L’article de GB News ne contenait aucune critique des propositions de Policy Exchange. Ceci malgré le fait que le traitement en haute mer des demandeurs d’asile soit extrêmement controversé.

Il a été estimé que la mise en place d’un tel système coûterait environ 8 milliards de livres sterling par an – et les politiciens de la société civile et de l’opposition ont condamné les mouvements dans cette direction.

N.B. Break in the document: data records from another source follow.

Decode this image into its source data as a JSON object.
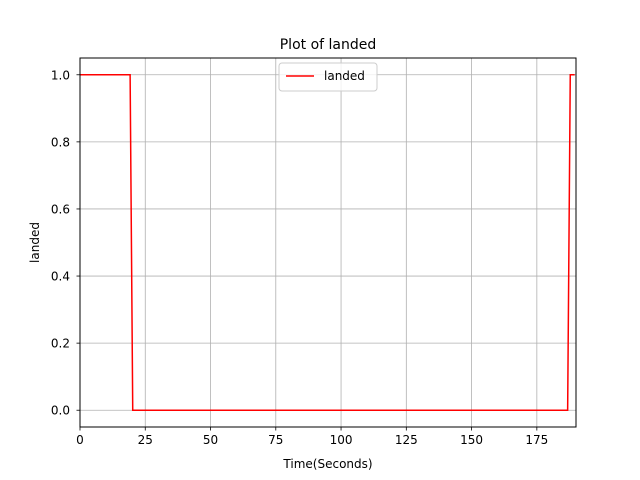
{
  "chart_data": {
    "type": "line",
    "title": "Plot of landed",
    "xlabel": "Time(Seconds)",
    "ylabel": "landed",
    "xlim": [
      0,
      190
    ],
    "ylim": [
      -0.05,
      1.05
    ],
    "xticks": [
      0,
      25,
      50,
      75,
      100,
      125,
      150,
      175
    ],
    "yticks": [
      0.0,
      0.2,
      0.4,
      0.6,
      0.8,
      1.0
    ],
    "xtick_labels": [
      "0",
      "25",
      "50",
      "75",
      "100",
      "125",
      "150",
      "175"
    ],
    "ytick_labels": [
      "0.0",
      "0.2",
      "0.4",
      "0.6",
      "0.8",
      "1.0"
    ],
    "grid": true,
    "legend_position": "top-center",
    "series": [
      {
        "name": "landed",
        "color": "#ff0000",
        "x": [
          0,
          19.2,
          20.2,
          186.8,
          187.8,
          189.5
        ],
        "y": [
          1,
          1,
          0,
          0,
          1,
          1
        ]
      }
    ]
  }
}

Amnesty International a décrit détention en haute mer comme « totalement immorale et inhumaine ». De plus, le Conseil mixte pour le bien-être des immigrants a en disant que « les centres de détention offshore sont des lieux de cruauté et de négligence », ajoutant qu’ils « ne devraient absolument pas avoir leur place dans notre système d’asile ». Et l’année dernière, sept députés travaillistes ont signé une déclaration condamnant cette approche parmi d’autres éléments du projet de loi sur la nationalité et les frontières. Les députés ont affirmé que le traitement extraterritorial des demandes d’asile conduirait à de « graves violations des droits de l’homme ».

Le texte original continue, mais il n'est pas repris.